Karabük Haberleri

MUSTAFA ÇELENLİ YAZDI “ÇIKAR KONUŞUNCA VİCDAN SUSARMIŞ!”

MUSTAFA ÇELENLİ YAZDI “ÇIKAR KONUŞUNCA VİCDAN SUSARMIŞ!”
12 Nisan 2025 - 10:33

Bir toplumun huzur bulmasının yolu insanların çirkin işlerindeki hatalarını kabullenip, günahlarından dolayı vicdan azabı çekerek iyi ve temiz yaşamayı tercih etmelerinden geçer. Ne zamanki hırsızlık, yolsuzluk, sahtekarlık, rüşvet gibi günahlar normalleşirse o zaman o toplumun akıbetinden korkulur. Zira bu durum toplumun çöküş belirtisidir. Toplum istediği kadar güçlü olsun bu kural değişmez.

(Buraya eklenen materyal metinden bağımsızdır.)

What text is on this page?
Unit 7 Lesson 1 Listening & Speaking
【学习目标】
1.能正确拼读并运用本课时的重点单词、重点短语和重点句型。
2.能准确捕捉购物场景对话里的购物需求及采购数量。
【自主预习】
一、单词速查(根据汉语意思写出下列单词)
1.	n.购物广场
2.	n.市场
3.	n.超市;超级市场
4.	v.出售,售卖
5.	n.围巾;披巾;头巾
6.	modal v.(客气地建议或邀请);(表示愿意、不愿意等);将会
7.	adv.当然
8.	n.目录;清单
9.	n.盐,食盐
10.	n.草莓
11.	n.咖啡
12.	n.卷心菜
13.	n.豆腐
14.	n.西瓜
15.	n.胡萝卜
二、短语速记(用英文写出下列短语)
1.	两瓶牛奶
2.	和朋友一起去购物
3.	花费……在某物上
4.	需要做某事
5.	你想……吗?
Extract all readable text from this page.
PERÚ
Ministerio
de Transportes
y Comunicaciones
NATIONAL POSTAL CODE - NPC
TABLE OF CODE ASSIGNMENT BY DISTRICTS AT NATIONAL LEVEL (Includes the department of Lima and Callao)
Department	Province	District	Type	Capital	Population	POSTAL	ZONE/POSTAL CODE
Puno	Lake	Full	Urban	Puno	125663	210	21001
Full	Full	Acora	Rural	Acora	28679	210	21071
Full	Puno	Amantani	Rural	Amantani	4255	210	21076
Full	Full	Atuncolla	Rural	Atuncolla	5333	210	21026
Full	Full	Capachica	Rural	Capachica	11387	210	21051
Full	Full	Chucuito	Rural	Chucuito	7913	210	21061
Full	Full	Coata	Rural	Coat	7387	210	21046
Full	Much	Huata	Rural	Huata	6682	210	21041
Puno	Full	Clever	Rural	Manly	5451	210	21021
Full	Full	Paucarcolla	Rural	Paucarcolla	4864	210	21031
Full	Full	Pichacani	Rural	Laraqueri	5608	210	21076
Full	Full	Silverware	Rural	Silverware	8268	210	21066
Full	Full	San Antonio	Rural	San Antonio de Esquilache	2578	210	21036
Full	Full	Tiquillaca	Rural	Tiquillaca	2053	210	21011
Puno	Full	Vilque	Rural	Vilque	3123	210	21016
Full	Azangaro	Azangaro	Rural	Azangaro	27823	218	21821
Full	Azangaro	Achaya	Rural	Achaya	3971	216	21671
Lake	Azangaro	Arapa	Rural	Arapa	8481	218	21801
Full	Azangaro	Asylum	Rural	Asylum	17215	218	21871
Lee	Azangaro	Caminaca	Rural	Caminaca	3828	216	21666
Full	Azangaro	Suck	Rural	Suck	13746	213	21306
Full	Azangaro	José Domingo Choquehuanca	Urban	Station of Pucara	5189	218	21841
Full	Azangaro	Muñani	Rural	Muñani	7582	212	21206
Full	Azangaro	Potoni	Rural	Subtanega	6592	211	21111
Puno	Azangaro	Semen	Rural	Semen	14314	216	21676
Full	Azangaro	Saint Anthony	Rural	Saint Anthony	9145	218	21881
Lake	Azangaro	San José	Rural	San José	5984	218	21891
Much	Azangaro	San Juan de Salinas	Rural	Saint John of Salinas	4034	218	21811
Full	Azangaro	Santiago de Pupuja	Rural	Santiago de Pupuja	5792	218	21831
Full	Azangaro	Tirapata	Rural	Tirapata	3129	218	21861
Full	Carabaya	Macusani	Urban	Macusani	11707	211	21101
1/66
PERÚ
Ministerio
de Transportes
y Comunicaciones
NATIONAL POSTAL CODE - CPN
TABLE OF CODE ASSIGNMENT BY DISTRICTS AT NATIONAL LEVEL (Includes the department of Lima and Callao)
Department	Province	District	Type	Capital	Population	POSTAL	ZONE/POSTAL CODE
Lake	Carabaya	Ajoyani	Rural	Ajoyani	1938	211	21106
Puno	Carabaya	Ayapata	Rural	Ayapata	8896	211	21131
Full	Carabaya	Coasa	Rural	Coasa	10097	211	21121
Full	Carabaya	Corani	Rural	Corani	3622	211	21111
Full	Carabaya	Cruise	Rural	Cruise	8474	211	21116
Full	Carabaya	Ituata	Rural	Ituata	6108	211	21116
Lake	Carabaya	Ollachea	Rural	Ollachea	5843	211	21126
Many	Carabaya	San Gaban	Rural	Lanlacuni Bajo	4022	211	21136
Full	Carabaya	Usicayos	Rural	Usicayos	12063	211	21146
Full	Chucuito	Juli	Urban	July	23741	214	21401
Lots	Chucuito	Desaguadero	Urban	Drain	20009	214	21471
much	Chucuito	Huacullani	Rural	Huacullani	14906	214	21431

İffetsizliğin normalleşmesi toplumların felaketini getirir. Peygamber kıssalarındaki kavimlerin helak sebeplerine baktığımızda, onların işledikleri günahlar yüzünden değil, günahların normalleşmesi ve temiz kalmanın toplumun dışında kalmaya vesile olması nedeniyle gerçekleştiği anlaşılır.

Yolsuzluk toplumsal yozlaşmanın diğer adıdır. Bu öyle bir virüstür ki bulaştığı bünyeyi hızla bitiriverir. Yolsuzluk bireysel hırsızlıktan daha yaygın ve daha organize, hatta daha ağır bir cürümdür. Âdî hırsızlığın etki alanı ve zararı lokal iken nitelikli hırsızlığın oluşturduğu tahribat ve verdiği zayiat çok daha büyüktür. İbni Haldun, yerinde bir tespitle toplumların çöküş ve tükenişini yöneticilerin lükse, gösterişe ve yolsuzluğa yönelişinden kaynaklandığını söylemektedir. Nebevi uyarı da bu yöndedir. Peygamberimiz (s.a.v.): “Ümmetimden iki sınıf insan düzelirse bütün insanlar düzelir. İki sınıf insan bozulursa bütün insanlar bozulur. Onlar âmirler ve âlimlerdir.” Buyurur. (Kenzu’l-ummal, 6/30).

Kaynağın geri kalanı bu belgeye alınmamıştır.